Dunque, una «ratio» incerta nei suoi confini?
Una ratio ambigua, direi. È trascendente o immanente? La ratio può essere il rispecchiare dell’ordine che Dio ha creato, può essere Dio stesso, il fondamento, l’oggettività, il principio razionale delle cose; e può essere, invece, un’attività soggettiva, facoltà discorsiva per eccellenza e strumento eminentemente umano per costruire un ordine, un riferimento, una nostra «carta geografica» per indagare e per orientarci nel mondo. Certo, con i tempi moderni diventa marginale l’accezione alta di ratio divina, e il termine assume sempre di più il significato di strumento critico e di orientamento del comportamento etico. Con i lumi, si sa, la ragione si fa anche elemento di progresso, un’alleata delle arti e delle scienze, che combatte la superstizione e che aiuta ad uscire dallo stato di sudditanza.
Ma oggi, per vezzo o per moda culturale, si indulge da varie parti a parlar male della «ragione critica», della «ragione storica»…
Noi usiamo attraversare la strada quando il semaforo è verde.
È, per così dire, un sistema di riferimento, una convenzione cui occorre attenerci. Bene. Per quanto convenzionale possa essere la ragione, o meglio ciò che la ragione produce, non vi sarà al di là di essa che regressione. A nichilisti o metafisici che siano, restano i fantasmi della ragione. Del resto, anche se il riferimento è troppo nobile, come mai non si ritrova, nel ribollente pentoIone del pensiero debole, neanche un briciolo della scintillante lucidità di un «Discorso sul metodo» o di una «Critica della ragion pura», ma solo un discorrere fumoso e iniziatico, volto forse a meravigliare, certamente a confondere?
E c’è senno nella storia? Lei crede che sia la «ragione» a reggere la storia?
No, se si presuppone che la storia si muova secondo «ragione», si corre il rischio di cadere in una visione finalistica, teleologica, che oltrepassa gli uomini; e può nascere così la pretesa, da parte di qualcuno, di governare la storia, di rappresentare la «ragione» della storia. Il discorso è diverso: la storia è oggetto di studio razionale. Questo sì.

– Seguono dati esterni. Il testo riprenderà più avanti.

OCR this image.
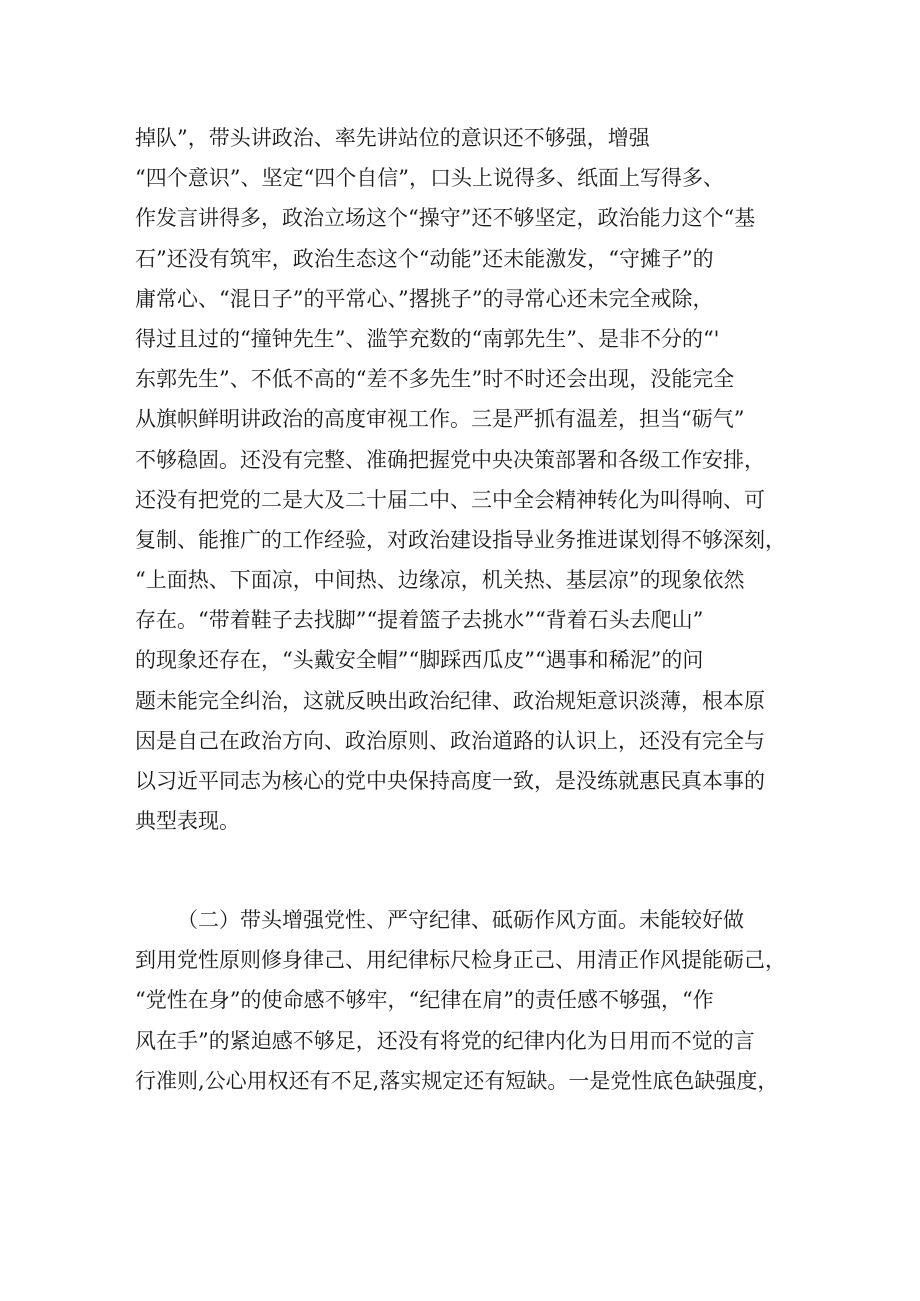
掉队”，带头讲政治、率先讲站位的意识还不够强，增强
“四个意识”、坚定“四个自信”，口头上说得多、纸面上写得多、
作发言讲得多，政治立场这个“操守”还不够坚定，政治能力这个“基
石”还没有筑牢，政治生态这个“动能”还未能激发，“守摊子”的
庸常心、“混日子”的平常心、”撂挑子”的寻常心还未完全戒除，
得过且过的“撞钟先生”、滥竽充数的“南郭先生”、是非不分的“'
东郭先生”、不低不高的“差不多先生”时不时还会出现，没能完全
从旗帜鲜明讲政治的高度审视工作。三是严抓有温差，担当“砺气”
不够稳固。还没有完整、准确把握党中央决策部署和各级工作安排，
还没有把党的二是大及二十届二中、三中全会精神转化为叫得响、可
复制、能推广的工作经验，对政治建设指导业务推进谋划得不够深刻，
“上面热、下面凉，中间热、边缘凉，机关热、基层凉”的现象依然
存在。“带着鞋子去找脚”“提着篮子去挑水”“背着石头去爬山”
的现象还存在，“头戴安全帽”“脚踩西瓜皮”“遇事和稀泥”的问
题未能完全纠治，这就反映出政治纪律、政治规矩意识淡薄，根本原
因是自己在政治方向、政治原则、政治道路的认识上，还没有完全与
以习近平同志为核心的党中央保持高度一致，是没练就惠民真本事的
典型表现。
（二）带头增强党性、严守纪律、砥砺作风方面。未能较好做
到用党性原则修身律己、用纪律标尺检身正己、用清正作风提能砺己，
“党性在身”的使命感不够牢，“纪律在肩”的责任感不够强，“作
风在手”的紧迫感不够足，还没有将党的纪律内化为日用而不觉的言
行准则,公心用权还有不足,落实规定还有短缺。一是党性底色缺强度，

Professor Gregory, chiudiamo la parabola della «ragione» e torniamo un po’ indietro, allo spirito. Lei accennava al fatto che questo termine ha assunto solo tardivamente il significato, per lo più comunemente inteso, di attività spirituale. Perché non è stato sempre così?
Nella tradizione latina, fino a tutto il 1600, se si eccettua il linguaggio teologico-cristiano, il termine spiritus, che ha all’origine il concetto di «respiro», segue un percorso prevalentemente materiale: indica il principio vitale, il soffio di vita, il veicolo della sensibilità attraverso il nostro sistema nervoso.
È, insomma, una parola di origine naturalistico-fisiologica, che coagula intorno a sé ciò che è dinamico e vitale. Solo in Spirito Santo si ritrova un significato divino, immateriale. Con Cartesio, però, si proprio con lui, si segna un grande momento di svolta, in seguito al quale la parola subirà, per così dire, un processo di completa «spiritualizzazione». E appunto la contrapposizione cartesiana di spirito e materia che distingue gli inizi del pensiero moderno e al cui interno ancora oggi ci muoviamo.